1 Historique[modifier | modifier le wikicode]

1.1 Sociétés précapitalistes[modifier | modifier le wikicode]

Scène de gaulage d’olives par des adolescents en Grèce antique.

Le travail des enfants existe depuis l’Antiquité : l’enfance était alors une période courte en raison de la faible espérance de vie. Les enfants participent aux tâches domestiques et agricoles. Le cercle familial est le principal « lieu de travail », les enfants participant ainsi à l’économie du ménage. Le plus souvent les garçons apprennent progressivement le métier du père, et les filles sont éduquées à la tenue de la maison.

L’éducation au Moyen Âge n’est guère répandue et reste réservée aux familles nobles ou bourgeoises. Les enfants de paysans sont la plupart du temps mis à contribution au travail agricole. Les filles sont souvent employées dans l’artisanat à domicile, par exemple avec le tissage[1]. Parfois les enfants partent travailler hors du foyer pour répondre à la fois à la demande d’employeurs à la recherche de main-d’œuvre peu coûteuse et au besoin des familles pauvres de subvenir à leurs besoins : les garçons sont affectés aux travaux des champs et les filles travaillent comme servantes.

Des contrats de travail apparaissent sous la forme de « contrats de louage »[2] ou de placement comme apprenti dans les corporations des villes et ce dès 12 ou 13 ans. On trouve ainsi des enfants et adolescents sur les grands chantiers de construction, bénéficiant d’un salaire inférieur à celui d’un adulte quand ils en reçoivent un[3].

Petit marchand de biscuits, 18e s.

Les enfants abandonnés et les orphelins (environ 2 000 abandonnés par an à Paris au début du 18e siècle, 35 000 par an en France vers 1830)[4] sont mis au travail par les institutions qui les recueillent, comme pour des travaux de couture (travaux vendus par la suite), mais aussi placés en apprentissage. Certaines mineures sont prostituées (de force) et des enfants vivent de la mendicité.

À la fin du 18e siècle, l’école reste toujours aussi peu répandue et les enfants sont couramment placés comme valets de ferme à la campagne (dès 9 ou 10 ans) ou comme domestiques en ville. On en rapporte ainsi plus de 120 000 à Londres dans les années 1850[1]. Le travail informel se développe avec les grandes villes et l’on trouve ainsi de jeunes cireurs de chaussures, vendeurs de journaux, porteurs, éboueurs ; on trouve même des enfants dans les théâtres et les cirques à Paris. En l’absence de protection sociale, leur salaire sert de supplément à celui des parents et permet entre autres de subvenir à leurs propres besoins.

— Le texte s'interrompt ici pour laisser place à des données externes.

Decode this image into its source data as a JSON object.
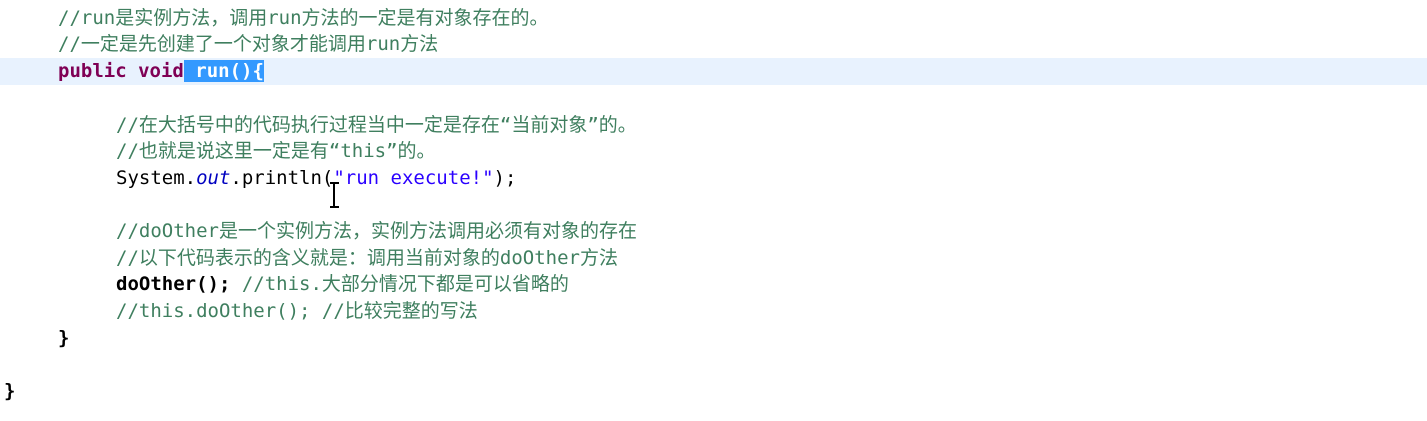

Le nombre d’enfants au travail n'était probablement pas moins élevé avant le capitalisme, car nombre d’entre eux étaient auparavant affectés aux travaux des champs ou aux tâches domestiques. En revanche l'industrialisation capitaliste va profondément modifier la nature de ce travail et son intensité.

1.2 Révolution industrielle[modifier | modifier le wikicode]

Enfants dans une mine en 1853

Lors de la révolution industrielle en Angleterre, le travail des enfants a connu un essor sans précédent. Les ouvriers qui se retrouvent en masse prolétarisés dans les usines sont des anciens artisans ou paysans, souvent avec de nombreux enfants. Ces derniers se retrouvent dans les usines à effectuer des tâches subalternes avec les adultes. On trouve ainsi des enfants dans les cotton mills du Nord de l’Angleterre, dans les docks et les ateliers textiles des États-Unis ou dans les filatures françaises[1].

Le travail des enfants, avec celui des femmes, a trois avantages pour les industriels. Il permet de faire pression à la baisse sur les salaires des ouvriers adultes masculins ; il permet de livrer la famille entière au travail ouvrier, ce qui accélère la rupture avec le monde rural traditionnel ; enfin il fournit une main-d’œuvre plus abondante, permettant d’utiliser les machines à plein rendement[5].

La souplesse et la petite taille des enfants leur attribueraient des aptitudes que les adultes n’ont pas. Ils sont employés à des travaux très précis, ils peuvent tirer en rampant les berlines dans les boyaux des mines (hercheur), nettoyer les parties les moins accessibles des machines ou encore rattacher les fils brisés derrière les métiers à tisser[5]. Le travail est très précoce : les enfants de quatre ans sont assez recherchés afin d’être « formés » sur les machines dès qu’ils en ont l’aptitude physique[5].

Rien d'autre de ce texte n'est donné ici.